The British began visiting Nice in the late eighteenth century as they went on the Grand Tour to Italy. In the early 19th century after the Napoleonic Wars, they began to settle and build villas to winter in the Mediterranean climate. The presence of the British led to a need for Anglican services. The parish of Holy Trinity, Nice was established in 1820 under the jurisdiction of the Bishop of London and the first church and graveyard were built on the present site.
One of the first chaplains, the Revd Lewis Way, responded to the plight of the local unemployed by raising funds to pay for the construction of a path along seashore, known originally as the Chemin des Anglais, to recognise the benefactors. Lengthened and broadened, we know it today as the Promenade des Anglais.
In 1842 Holy Trinity came under the jurisdiction of the newly‐established Diocese of Gibraltar; five years later, the Rev. Henry Francis Lyte, author of the world‐famous hymns Abide with Me and Praise, my soul, the King of Heaven, fell ill, died in Nice and was buried in the churchyard.
Nice reverted to France under the terms of a plebiscite in 1860. The foundation stone of the present church was laid on January 2nd, 1860, in the presence of various local dignitaries. Permission to build had come from Turin in 1859.
In neo‐gothic style, the new church was then still in the countryside, although the arrival of the railway in Nice at the same time meant that it soon became a quartier, where the English built villas and bought apartments; it was called, for some decades, Newborough.
The apse of the church was not completed until 1913 and the east windows were installed after the First World War in 1929. Made in Chartres, they are a fine example of early 20th century French ecclesiastical art.

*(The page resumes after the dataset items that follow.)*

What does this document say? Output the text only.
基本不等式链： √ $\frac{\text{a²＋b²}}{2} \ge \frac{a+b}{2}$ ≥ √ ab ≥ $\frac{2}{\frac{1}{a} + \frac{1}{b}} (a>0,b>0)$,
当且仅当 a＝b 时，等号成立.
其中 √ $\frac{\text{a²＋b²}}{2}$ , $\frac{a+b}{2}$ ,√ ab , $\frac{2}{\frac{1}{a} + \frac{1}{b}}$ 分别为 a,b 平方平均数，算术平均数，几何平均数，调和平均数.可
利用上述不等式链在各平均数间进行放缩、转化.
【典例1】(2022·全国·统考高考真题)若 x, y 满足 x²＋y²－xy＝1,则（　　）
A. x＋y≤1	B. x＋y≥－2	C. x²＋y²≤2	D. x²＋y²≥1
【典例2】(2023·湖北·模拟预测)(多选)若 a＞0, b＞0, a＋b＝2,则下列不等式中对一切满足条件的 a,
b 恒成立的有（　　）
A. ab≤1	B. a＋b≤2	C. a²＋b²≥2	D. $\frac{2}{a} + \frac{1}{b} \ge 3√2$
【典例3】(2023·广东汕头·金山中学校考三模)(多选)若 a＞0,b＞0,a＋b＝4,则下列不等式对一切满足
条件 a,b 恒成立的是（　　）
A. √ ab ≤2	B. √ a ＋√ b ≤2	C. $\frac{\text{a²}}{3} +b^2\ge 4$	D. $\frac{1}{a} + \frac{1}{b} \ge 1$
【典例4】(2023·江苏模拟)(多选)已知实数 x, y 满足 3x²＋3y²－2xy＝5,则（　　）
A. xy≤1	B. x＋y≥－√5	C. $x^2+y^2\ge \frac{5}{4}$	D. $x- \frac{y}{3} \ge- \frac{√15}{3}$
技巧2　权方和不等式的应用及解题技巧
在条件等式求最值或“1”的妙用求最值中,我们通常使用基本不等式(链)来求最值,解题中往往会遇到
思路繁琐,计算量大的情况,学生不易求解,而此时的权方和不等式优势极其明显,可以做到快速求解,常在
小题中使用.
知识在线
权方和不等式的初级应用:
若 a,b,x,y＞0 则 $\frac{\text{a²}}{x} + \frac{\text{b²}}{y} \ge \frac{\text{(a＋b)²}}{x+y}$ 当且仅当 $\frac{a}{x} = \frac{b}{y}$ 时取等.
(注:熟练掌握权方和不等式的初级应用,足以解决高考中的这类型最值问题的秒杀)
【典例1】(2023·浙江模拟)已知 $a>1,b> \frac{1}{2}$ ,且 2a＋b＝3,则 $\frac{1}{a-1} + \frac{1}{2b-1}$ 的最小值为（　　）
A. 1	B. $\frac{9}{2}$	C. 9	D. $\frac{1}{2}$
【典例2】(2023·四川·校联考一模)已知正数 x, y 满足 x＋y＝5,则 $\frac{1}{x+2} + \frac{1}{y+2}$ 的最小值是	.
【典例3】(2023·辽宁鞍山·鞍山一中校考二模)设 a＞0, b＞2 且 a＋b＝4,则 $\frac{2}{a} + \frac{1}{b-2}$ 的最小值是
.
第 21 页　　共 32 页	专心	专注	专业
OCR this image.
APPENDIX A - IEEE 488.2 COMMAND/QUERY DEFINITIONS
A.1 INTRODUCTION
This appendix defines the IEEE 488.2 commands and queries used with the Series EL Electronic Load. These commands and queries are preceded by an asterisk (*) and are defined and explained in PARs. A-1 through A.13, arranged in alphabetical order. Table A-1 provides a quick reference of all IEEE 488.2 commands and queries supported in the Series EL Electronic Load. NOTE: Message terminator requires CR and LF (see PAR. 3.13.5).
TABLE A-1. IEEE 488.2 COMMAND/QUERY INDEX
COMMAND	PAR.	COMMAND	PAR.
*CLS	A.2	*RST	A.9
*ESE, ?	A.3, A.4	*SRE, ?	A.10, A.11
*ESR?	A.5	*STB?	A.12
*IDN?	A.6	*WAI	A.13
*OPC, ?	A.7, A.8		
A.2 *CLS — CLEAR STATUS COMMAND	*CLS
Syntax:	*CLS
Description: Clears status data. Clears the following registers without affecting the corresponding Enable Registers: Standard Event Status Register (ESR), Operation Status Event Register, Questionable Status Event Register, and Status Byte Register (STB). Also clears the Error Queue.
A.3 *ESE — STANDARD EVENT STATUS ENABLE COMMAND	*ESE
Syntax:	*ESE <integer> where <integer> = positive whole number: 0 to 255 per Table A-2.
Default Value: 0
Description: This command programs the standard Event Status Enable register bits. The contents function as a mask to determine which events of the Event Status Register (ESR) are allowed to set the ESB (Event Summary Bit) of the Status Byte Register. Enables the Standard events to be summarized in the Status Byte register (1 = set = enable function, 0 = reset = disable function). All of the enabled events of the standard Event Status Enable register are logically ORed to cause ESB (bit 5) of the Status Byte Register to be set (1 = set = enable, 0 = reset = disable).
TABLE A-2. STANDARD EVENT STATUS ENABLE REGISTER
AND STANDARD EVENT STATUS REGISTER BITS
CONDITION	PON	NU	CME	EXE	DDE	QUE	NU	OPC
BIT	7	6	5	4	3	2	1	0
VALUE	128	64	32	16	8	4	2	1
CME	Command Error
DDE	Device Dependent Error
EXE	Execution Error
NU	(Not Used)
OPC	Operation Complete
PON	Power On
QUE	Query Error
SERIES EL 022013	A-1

The exterior of the church, its stained glass windows and the adjacent cemetery were renovated in 2011‐2012 and were re‐hallowed by the Bishop of Gibraltar, the Rt. Rev. Geoffrey Rowell on the occasion of the 150th anniversary on June 3rd, 2012. The restored church bell now rings out again before the Eucharist on Sundays. For almost 200 years, Holy Trinity has contributed to the spiritual, cultural and social life of the city of Nice and looks forward to continuing to do so.